腸内細菌も全身の細胞と同じように日々、活動をして代謝成分を作り出しています。その代謝成分のうち人間に役立つものを作り出しているものが善玉菌と呼ばれています。善玉菌は温かな環境で増殖しやすく、活動も盛んになります。そこで、血液温度が高くなれば、血液が送られている腸の温度も高くなり、善玉菌が増えて腸内環境が整えられていくようになるのです。
細胞が温められることによって酵素が活発に働くようになることも認められています。筋肉の中にはリパーゼという脂肪分解酵素が蓄えられています。もともとは中性脂肪を脂肪酸に分解する消化酵素で膵液、胃液、腸液に含まれていますが、筋肉にも運ばれて筋肉細胞で脂肪分解によって脂肪酸を作り、細胞内のミトコンドリアの多くの脂肪酸が運ばれるようにする役目もしています。脂肪酸が多く作られれば、ミトコンドリアで代謝される脂肪酸も増えることから、エネルギー代謝に重要な役割を果たしています。
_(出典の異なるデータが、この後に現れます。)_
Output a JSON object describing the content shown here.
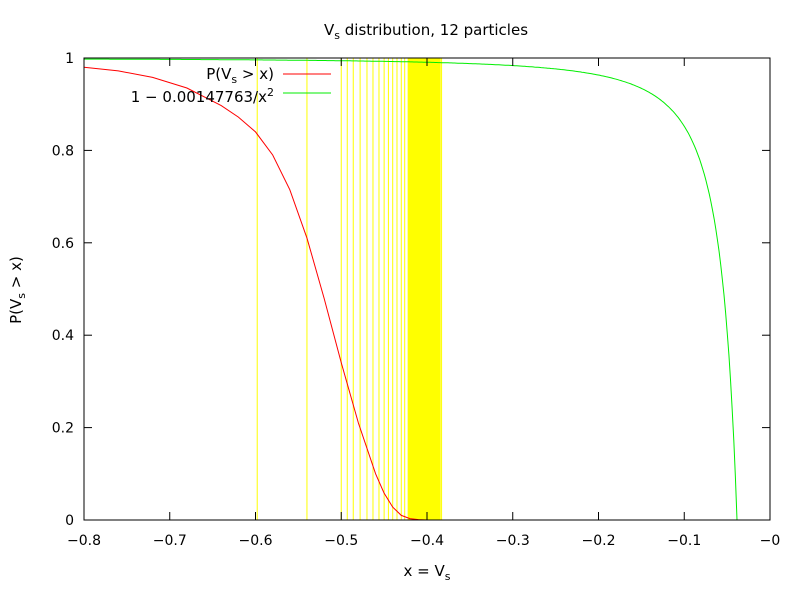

リパーゼの働きが盛んになるのは筋肉の温度が温まってからで、運動を始めて10〜15分が経過しないと脂肪代謝が盛んにならないのは、筋肉の細胞が温まるまでに一定の時間がかかることと関係しています。リパーゼが盛んに働く温度帯は決まっていることから、筋肉が温まりすぎると汗が出て冷やすようになっています。日本人は体温が低いために、リパーゼの働きが盛んになるまで時間がかかることから、脂肪の分解も遅くなり、これが脂肪をエネルギー代謝する能力を低くさせる一つの要因となっています。